Capitol Hill

The Department of Labor has issued a new rule expanding employers' disclosure requirements under federal labor laws.

In March, the Department of Labor (DOL) issued a final rule that significantly will expand certain disclosure requirements for employers under federal labor laws. You should be aware of the new reporting requirements resulting from the regulation and the potential ramifications.

The new rule

DOL's "Persuader Rule" changes the long-standing interpretation of the Labor-Management Reporting and Disclosure Act (LMRDA) of 1959. The LMRDA requires employers to disclose to DOL any arrangements with consultants where the object is to persuade employees "to exercise, not to exercise, or persuade employees as to the manner of exercising" their collective bargaining rights.

Consultants performing such work must file a similar report with DOL, and these reports must include all clients and fees for whom any labor relations advice has been provided, not merely those clients who have received persuader services.

Before the new rule was issued, there was an exemption from the disclosure requirements for any services related to "giving or agreeing to give advice." Under DOL's interpretation of the law since 1962, this exemption has been interpreted to exclude those arrangements where a law firm or other consultant provides material to employers that management is free to use, not use or use in modified form when communicating with employees. In other words, advice provided to employers that did not involve direct contact between the consultant and employees was not required to be disclosed to the government.
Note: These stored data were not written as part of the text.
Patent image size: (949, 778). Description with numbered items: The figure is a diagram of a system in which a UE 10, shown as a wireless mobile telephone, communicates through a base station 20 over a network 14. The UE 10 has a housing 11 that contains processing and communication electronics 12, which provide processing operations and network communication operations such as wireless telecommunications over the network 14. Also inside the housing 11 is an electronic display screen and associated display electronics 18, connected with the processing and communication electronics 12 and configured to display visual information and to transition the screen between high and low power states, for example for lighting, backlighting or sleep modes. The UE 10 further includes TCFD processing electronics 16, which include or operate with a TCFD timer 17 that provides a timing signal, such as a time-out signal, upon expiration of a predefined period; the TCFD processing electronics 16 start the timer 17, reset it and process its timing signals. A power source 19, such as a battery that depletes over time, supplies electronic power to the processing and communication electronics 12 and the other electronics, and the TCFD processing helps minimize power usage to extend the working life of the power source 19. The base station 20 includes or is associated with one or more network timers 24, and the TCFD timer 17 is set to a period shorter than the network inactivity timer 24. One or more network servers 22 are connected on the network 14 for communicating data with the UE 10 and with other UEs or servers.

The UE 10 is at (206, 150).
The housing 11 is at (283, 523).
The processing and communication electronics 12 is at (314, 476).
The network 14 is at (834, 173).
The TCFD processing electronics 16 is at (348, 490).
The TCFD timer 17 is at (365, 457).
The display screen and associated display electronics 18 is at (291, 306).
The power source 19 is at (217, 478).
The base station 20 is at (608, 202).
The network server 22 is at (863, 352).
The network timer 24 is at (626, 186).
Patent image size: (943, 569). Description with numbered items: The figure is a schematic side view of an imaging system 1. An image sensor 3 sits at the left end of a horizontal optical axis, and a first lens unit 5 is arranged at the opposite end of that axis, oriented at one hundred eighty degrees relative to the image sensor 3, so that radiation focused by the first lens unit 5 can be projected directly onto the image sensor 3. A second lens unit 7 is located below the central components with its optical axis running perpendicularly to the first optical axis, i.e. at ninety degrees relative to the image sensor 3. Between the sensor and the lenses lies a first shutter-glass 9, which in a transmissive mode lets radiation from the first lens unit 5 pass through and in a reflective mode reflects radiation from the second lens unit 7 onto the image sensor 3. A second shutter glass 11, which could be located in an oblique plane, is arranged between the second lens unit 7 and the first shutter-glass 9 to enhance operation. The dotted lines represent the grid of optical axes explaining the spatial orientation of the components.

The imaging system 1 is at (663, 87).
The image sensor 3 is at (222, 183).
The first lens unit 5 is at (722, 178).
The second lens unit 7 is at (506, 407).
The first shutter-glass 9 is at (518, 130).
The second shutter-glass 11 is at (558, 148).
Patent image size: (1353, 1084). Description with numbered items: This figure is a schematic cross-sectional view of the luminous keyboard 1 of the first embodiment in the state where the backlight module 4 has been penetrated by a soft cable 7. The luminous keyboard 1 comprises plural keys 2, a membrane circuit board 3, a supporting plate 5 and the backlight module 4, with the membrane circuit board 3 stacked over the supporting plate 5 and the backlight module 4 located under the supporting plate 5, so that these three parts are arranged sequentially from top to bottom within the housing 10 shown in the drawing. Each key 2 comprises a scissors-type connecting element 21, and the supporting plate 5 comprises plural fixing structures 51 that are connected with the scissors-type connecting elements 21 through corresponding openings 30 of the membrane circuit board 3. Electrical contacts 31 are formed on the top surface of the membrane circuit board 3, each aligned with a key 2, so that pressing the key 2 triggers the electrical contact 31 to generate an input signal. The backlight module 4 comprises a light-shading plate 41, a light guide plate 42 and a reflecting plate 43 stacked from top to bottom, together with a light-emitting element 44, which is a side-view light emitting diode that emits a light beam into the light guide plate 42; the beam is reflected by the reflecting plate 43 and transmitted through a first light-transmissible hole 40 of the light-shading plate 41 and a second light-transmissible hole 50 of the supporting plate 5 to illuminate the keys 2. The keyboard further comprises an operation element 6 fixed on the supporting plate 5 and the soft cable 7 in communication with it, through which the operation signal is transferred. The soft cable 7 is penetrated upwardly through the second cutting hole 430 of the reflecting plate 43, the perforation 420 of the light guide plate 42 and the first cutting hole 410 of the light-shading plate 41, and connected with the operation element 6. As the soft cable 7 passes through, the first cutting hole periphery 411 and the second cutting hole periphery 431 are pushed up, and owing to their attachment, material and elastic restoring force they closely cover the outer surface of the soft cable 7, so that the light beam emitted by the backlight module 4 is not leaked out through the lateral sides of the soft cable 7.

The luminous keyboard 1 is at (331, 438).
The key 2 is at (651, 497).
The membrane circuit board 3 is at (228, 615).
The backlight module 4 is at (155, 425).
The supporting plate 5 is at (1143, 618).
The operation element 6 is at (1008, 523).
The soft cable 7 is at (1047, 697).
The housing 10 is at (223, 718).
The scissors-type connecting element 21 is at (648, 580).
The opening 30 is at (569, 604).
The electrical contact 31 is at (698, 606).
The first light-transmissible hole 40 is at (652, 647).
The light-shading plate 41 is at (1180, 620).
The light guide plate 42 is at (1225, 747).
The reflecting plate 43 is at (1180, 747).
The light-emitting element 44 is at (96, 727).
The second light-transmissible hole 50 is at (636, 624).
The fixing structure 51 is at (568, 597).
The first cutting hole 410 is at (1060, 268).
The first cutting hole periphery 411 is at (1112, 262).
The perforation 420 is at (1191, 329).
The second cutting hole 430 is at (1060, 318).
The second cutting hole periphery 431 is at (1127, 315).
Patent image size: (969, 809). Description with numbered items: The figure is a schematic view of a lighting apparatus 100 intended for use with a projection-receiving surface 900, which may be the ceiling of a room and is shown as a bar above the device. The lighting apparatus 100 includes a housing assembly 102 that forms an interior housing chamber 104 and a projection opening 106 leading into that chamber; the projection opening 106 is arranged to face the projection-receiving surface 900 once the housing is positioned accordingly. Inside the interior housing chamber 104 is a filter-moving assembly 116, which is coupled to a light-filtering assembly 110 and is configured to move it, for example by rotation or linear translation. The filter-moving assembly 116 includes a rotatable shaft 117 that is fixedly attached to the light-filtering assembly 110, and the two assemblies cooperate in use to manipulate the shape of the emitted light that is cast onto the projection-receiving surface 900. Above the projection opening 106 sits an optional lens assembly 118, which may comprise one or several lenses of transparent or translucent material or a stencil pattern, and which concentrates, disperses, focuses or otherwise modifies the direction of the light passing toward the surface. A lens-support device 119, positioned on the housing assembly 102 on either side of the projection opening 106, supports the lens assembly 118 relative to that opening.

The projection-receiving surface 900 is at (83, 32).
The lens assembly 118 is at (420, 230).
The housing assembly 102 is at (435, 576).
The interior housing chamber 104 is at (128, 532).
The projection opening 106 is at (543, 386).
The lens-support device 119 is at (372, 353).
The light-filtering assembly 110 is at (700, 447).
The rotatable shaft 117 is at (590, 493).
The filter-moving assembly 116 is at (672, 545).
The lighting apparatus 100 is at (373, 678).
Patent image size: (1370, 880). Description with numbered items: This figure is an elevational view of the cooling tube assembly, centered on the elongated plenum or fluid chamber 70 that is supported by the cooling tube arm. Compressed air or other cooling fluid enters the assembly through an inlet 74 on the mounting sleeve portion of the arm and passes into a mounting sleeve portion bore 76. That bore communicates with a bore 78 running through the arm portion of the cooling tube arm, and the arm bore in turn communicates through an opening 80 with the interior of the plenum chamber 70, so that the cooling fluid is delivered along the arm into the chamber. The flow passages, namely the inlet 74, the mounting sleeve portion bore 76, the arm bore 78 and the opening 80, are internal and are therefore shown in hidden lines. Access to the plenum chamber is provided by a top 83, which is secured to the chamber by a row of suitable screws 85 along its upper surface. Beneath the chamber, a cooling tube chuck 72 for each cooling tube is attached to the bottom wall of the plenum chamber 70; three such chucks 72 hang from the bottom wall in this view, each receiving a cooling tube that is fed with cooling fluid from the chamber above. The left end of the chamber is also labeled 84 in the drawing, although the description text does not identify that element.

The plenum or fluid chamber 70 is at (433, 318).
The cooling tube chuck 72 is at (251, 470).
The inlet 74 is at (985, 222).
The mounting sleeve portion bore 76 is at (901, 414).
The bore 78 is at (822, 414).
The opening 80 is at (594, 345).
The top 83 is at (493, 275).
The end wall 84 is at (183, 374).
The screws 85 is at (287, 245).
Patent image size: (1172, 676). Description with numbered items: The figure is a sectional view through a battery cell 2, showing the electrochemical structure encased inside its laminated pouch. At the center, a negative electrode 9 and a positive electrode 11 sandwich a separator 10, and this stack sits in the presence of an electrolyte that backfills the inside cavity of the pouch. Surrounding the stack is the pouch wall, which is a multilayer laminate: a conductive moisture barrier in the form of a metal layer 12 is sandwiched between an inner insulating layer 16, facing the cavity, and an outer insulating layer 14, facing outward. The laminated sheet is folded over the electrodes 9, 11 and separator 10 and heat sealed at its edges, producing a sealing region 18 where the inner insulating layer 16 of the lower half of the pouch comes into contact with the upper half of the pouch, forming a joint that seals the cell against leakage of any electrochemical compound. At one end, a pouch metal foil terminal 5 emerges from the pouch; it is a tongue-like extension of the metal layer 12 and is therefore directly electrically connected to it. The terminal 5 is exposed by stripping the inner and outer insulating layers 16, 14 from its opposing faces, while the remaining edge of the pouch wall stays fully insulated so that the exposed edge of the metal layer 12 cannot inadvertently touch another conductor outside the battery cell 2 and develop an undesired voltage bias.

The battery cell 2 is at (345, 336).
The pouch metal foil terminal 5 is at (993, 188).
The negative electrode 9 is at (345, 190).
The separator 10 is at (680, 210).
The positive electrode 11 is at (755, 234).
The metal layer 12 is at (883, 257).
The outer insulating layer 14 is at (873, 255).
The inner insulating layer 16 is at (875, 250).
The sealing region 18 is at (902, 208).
The new rule virtually eliminates this exemption, so the types of activities employers and consultants need to disclose to DOL are greatly expanded. Many activities that for decades have been considered routine legal services no longer will be included in the advice exemption and, therefore, will be subject to disclosure to the government. DOL says the rule's primary purpose is to ensure employees understand information provided to them regarding collective bargaining issues comes from consultants, which will enable employees to make more informed decisions when exercising their rights.

NRCA's concerns

NRCA has several concerns with the new rule, which were outlined in comments submitted to DOL when the rule first was proposed in 2011. First, the rule severely will limit the ability of employers, especially small businesses, to use the advice of qualified attorneys and other consultants to help them navigate and comply with federal laws during union-organizing campaigns. Many law firms that consult with employers with respect to union organizing refuse to engage in any activity that must be disclosed. When the new regulation takes effect, many law firms are expected to cease providing employers with advice because of the new disclosure requirements.

This will make it much more difficult for employers to find and retain counsel during union-organizing campaigns and collective bargaining. Employers that are unable or choose not to obtain legal counsel are more likely to inadvertently violate the complicated laws and precedents established under the National Labor Relations Act (NLRA). Moreover, employers that act without legal counsel may effectively give up their rights for fear of violating the NLRA. Ultimately, it will be more likely employers will not be able to communicate effectively with employees and employees will hear only one side of the story during a union-organizing campaign.

What is happening now

The final rule took effect April 25 and applies to arrangements, agreements and/or payments made in conjunction with arrangements or agreements made on or after July 1, 2016. Anyone who willfully violates the law's applicable provisions or "who knowingly fails to disclose a material fact" in a report required pursuant to the LMRDA is subject to a fine of up to $10,000 and/or up to one year's imprisonment.

The Coalition for a Democratic Workplace, of which NRCA is a member, and several other plaintiffs filed suit March 31 in federal court challenging the regulation's legality. The lawsuit charges the regulation is unconstitutionally vague and DOL ignored the clear language of the underlying statute and procedural requirements in the agency rulemaking process.

Barring legal intervention, the new reporting requirements implemented by the regulation will become fully effective in July. You should be aware of these new disclosure requirements if you are involved with collective bargaining activities.

Duane L. Musser is NRCA's vice president of government relations.